Sejalan dengan pelaksanaan tugas-tugas pemerintahan (dalam menjalankan urusan pemerintahan) yang sedemikian kompleks, maka pemerintah memiliki kebebasan untuk bertindak. Philipus M Hadjon[31], mengemukakan bahwa :
”Dengan adanya kebebasan untuk bertindak, tidak berarti bahwa administrasi negara bebas dari undang-undang, akan tetapi kebebasan itu diberikan agar pemerintah sendiri membuat ketentuan dalam situasi yang konkrit, yang pada dasarnya berarti kebebasan untuk menerapkan peraturan dalam situasi konkrit, kebebasan untuk mengatur situasi konkrit tersebut, dan kebebasan untuk bertindak meskipun tidak ada/belum ada pengaturannya secara tegas (sifat aktifnya pemerintah)”
Kebebasan untuk bertindak sebagaimana diuraikan diatas, lazimnya disebut Freis Ermessen.  Ketika  freis Ermessen ini dituangkan kedalam peraturan tertulis, maka akan menjadi peraturan kebijaksanaan (Beleidsregel). Dengan kata lain, peraturan kebijaksanaan pada hakekatnya merupakan produk dari perbuatan pemerintah yang bertujuan “naar buiten gebracht schricftelijk beleid” yaitu menampakan keluar suatu kebijakan tertulis.
Menurut Abdul Latif[32], “Peraturan kebijaksanaan selalu muncul dalam lingkup penyelenggaraan pemerintahan yang ‘tidak terikat’ (vrijbeleid) dalam arti tidak diatur secara tegas oleh peraturan perundang-undangan.  Selain itu juga, dipengaruhi oleh keterbatasan pangaturan dari ketentuan tertulis (peraturan perundang-undangan) jika dibandingkan dengan perubahan dan kebutuhan masyarakat yang semakin cepat.

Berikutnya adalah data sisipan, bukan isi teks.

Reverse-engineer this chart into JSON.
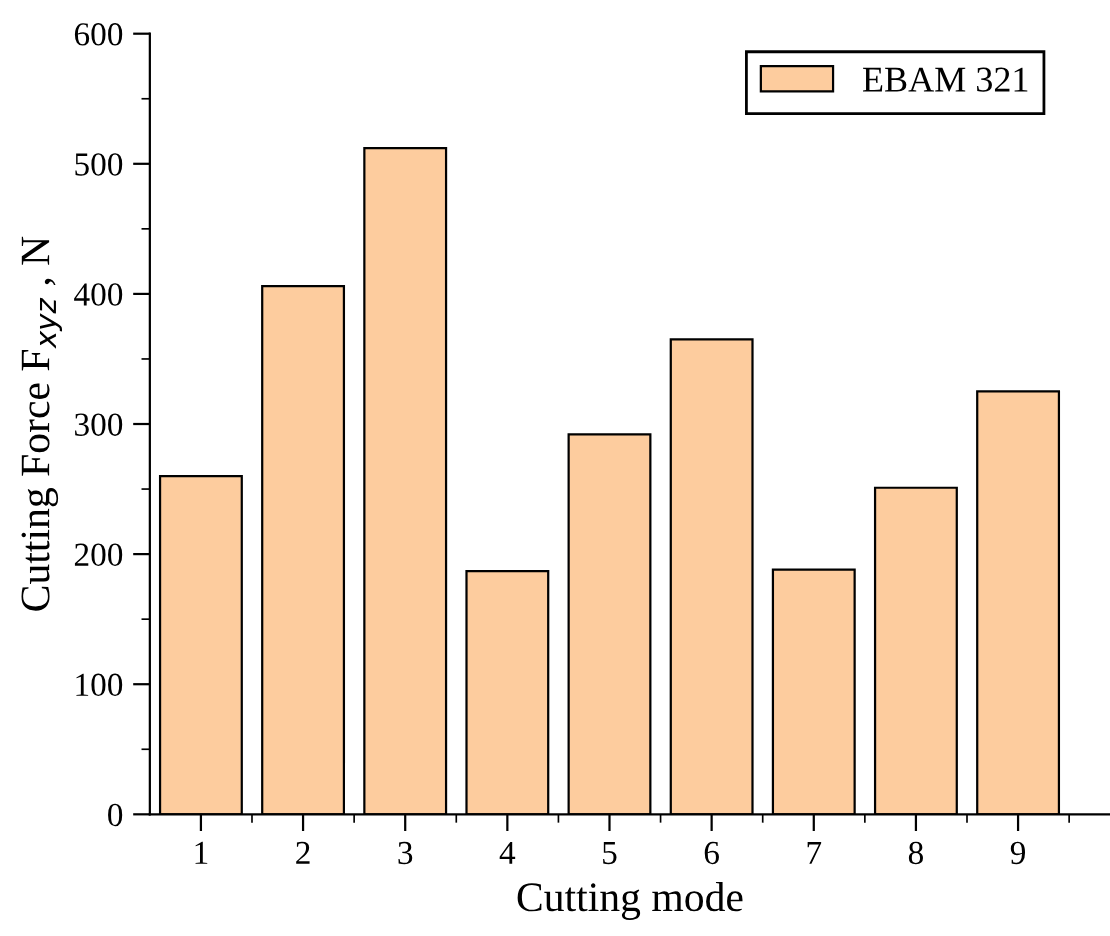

Sebagaimana diketahui bawha pembangunan daerah merupakan bagian integral dan penjabaran dari pembangunan nasional dalam rangka pencapaian sasaran pembangunan yang disesuaikan dengan potensi, aspirasi, dan permasalahan pembangunan di daerah. Oleh karena itu, kinerja pembangunan nasional merupakan agregat dari kinerja pembangunan seluruh daerah, sedangkan pencapaian tujuan dan sasaran pembangunan nasional merupakan proses dari pencapaian tujuan di tingkat provinsi dan pencapaian tujuan di tingkat kabupaten/kota. 
Berdasarkan pemahaman tersebut diatas, maka pemberian kewenangan yang begitu luas kepada daerah tentunya memerlukan koordinasi dan pengaturan untuk lebih mengharmonisasikan dan menyerasakan arah pembangunan baik pembangunan nasional maupun pembangunan daerah, maupun pembangunan antar daerah. Dengan demikian, konsep perencanaan pembangunan baik nasional mapun daerah (provinsi dan kabupaten/kota) memungkinkan akan terjadinya hubungan saling komplementer dan keserasian yang lebih baik dalam sinergisitas konsep dan implementasi antara sistem penataan ruang dan sistem perencanaan pembangunan nasional. [33]
Dalam pada itu, proses perencanaan sebagaimana dijelaskan diatas, dihubungkan dengan konsep perencanaan pembangunan , mencakup 5 (lima) pendekatan dalam seluruh rangkaian perencanaan itu sendiri yang mencakup politik, teknokratik, partisipatif, atas-bawah (top-down) dan bawah-atas (bottom-up)[34]
Selain desentraliasi pengelolaan, aspek penguatan kelembagaan pemerintahan di daerah juga merupakan bagian terpenting dalam kerangka pengaturan tata ruang (termasuk pada wilayah laut). Penguatan kelembagaan diarahkan untuk mendorong perubahan terhadap konsep budaya partisipasi masyarakat yang konstruktif, koodinasi lintas sektor yang produktif,  desentralisasi keputusan yang efektif, pendekatan hukum lintas sumberdaya yang memperhatikan daya dukung lingkungan, dan terbuka pada  pertimbangan ilmu dan teknologi secara positif.
Untuk itulah, maka penguatan kelembagaan dimaksudkan dalam kerangka pengembangan  institusi yang mempunyai: [35]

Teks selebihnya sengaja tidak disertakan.